The hypocrisy of claiming support of the grassroots while
rejecting "special interest groups" is that they are the
same.   The "grassroots" are simply Alliance special
interest groups.  But the Day can't speak plainly because he
would have to call environmentalists, socialists, feminists,
anti free traders, and every other ideological group
"grassroots". 

It's not very smart that Day still fantasizes that he will
"unite the right wing" by forming an union with the
Conservatives.  The Progressive Conservatives are not a
right wing party -- they are a party of the centre of
Canadian politics.   But everything is relative in politics. 
Compared to the Liberals, they are centre-left.

The federal Liberals are not liberal.  True Liberals favour
"a significant role for the state in matters of economics
and social justice (Canadian Oxford Dictionary)".  The
Trudeau Liberals were liberal in that sense.  But the
Chretien/Martin neo-Liberals favour "justice" for only of
the rich and powerful.  

If you are what you eat, then the Liberals are right-wing. 
They have swallowed Alliance policies whole -- cuts to
public health, education and the CBC, tax breaks for the
rich and cuts to programs to the poor.   Paul Martin has
inflicted some of the worst damage to ordinary Canadians in
recent history.

"The right is more likely to be united by Liberal Paul
Martin, than it is by the Conservatives" quips David
Orchard, runner-up to Joe Clark as leader of the Progressive
Conservatives.   Orchard brought many moderate Canadians
into the Conservative "big tent" by attracting 12,000
members.   In B.C., he was first choice for leader.

When I talked to David Orchard from his organic farm at
Borden, Saskatchewan, he had just finished a tour of western
Canada where he spoke to overflow crowds.  He found that
Canadians are increasingly concerned with the loss of
sovereignty caused free trade and globalization, and loss of
control of their food supply though genetic modification.

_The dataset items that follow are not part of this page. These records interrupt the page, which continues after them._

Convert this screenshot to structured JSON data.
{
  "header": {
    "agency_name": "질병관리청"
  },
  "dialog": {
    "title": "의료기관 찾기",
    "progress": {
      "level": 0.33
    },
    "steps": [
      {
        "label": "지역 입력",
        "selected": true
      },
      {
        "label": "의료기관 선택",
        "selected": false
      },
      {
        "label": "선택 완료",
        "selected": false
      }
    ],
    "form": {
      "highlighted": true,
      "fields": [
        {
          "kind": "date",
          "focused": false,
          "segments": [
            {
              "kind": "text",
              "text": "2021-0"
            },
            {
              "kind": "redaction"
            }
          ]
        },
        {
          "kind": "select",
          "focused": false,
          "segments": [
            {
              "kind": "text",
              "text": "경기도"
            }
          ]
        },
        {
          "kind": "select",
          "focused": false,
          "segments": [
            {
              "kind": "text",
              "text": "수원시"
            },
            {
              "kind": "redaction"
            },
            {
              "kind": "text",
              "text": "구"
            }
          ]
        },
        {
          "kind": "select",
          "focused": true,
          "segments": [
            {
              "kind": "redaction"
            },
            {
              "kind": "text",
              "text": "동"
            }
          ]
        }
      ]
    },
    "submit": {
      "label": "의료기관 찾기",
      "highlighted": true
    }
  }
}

"The environmental movement, based upon the impulse to
preserve, is a conservative idea," said Orchard.  The
Alliance party mimics the liberal free-market model,
"slashing national institutions, escalating the clear
cutting of our forests, the genetic manipulation of our
agriculture and food supply, recklessly revolutionizing
without regard for the consequences."

Orchard's study of history shows that parties of the left
are more likely to overthrow out-of-touch federal
governments than parties of the right.  For example,  when
John Diefenbaker swept the Conservatives to power in 1957,
defeating the Liberals,  he was considered left of centre.  
Some called him a "prairie bolshevik".  

The Conservatives are, after all, party that supports public
ownership of Canadian institutions; the party  that brought
us the CBC through the Broadcast Act of 1923 and the
Canadian Wheat Board.  They are the party that traditionally
opposes free trade.

In 1983, Brian Mulroney strongly opposed free trade with the
United States.  Once he was swept to power, he reversed his
views, broke the Conservative Party's historic position and
ushered in the North American free-trade agreement.  In
1993, his party was dealt the most dramatic repudiation in a
western democracy, and was reduced to two seats.

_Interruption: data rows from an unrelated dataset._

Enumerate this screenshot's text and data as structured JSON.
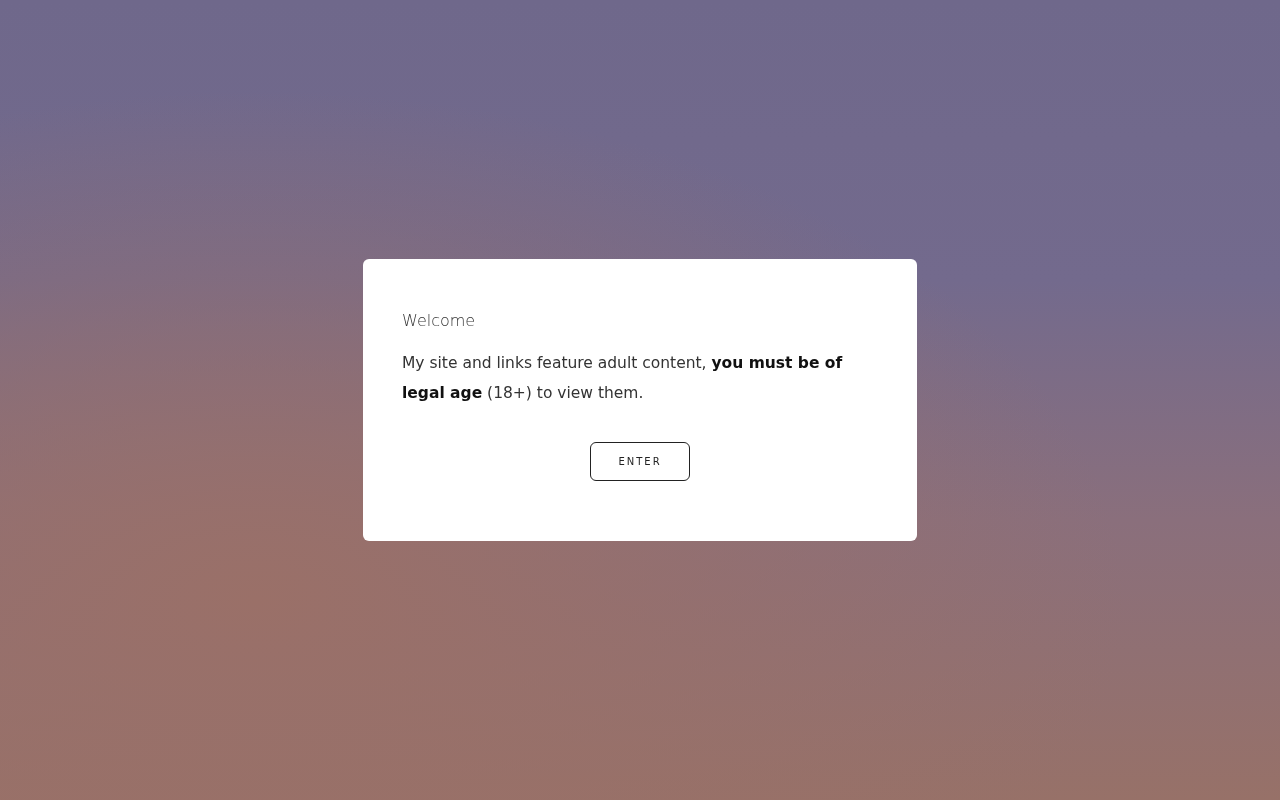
{
  "dialog": {
    "title": "Welcome",
    "message": "My site and links feature adult content, **you must be of legal age** (18+) to view them.",
    "button": "ENTER"
  }
}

Conservative leader Joe Clarke has been labelled a "red"
Tory for parading in support of gay pride in downtown
Calgary -- an act that won  praise from NDP Svend Robinson.

The Conservatives are not a right-wing party and they have a
better chance of forming government than the Alliance does. 
The PC - Alliance union has about as much chance of happening
as a same sex marriage at the next Alliance convention.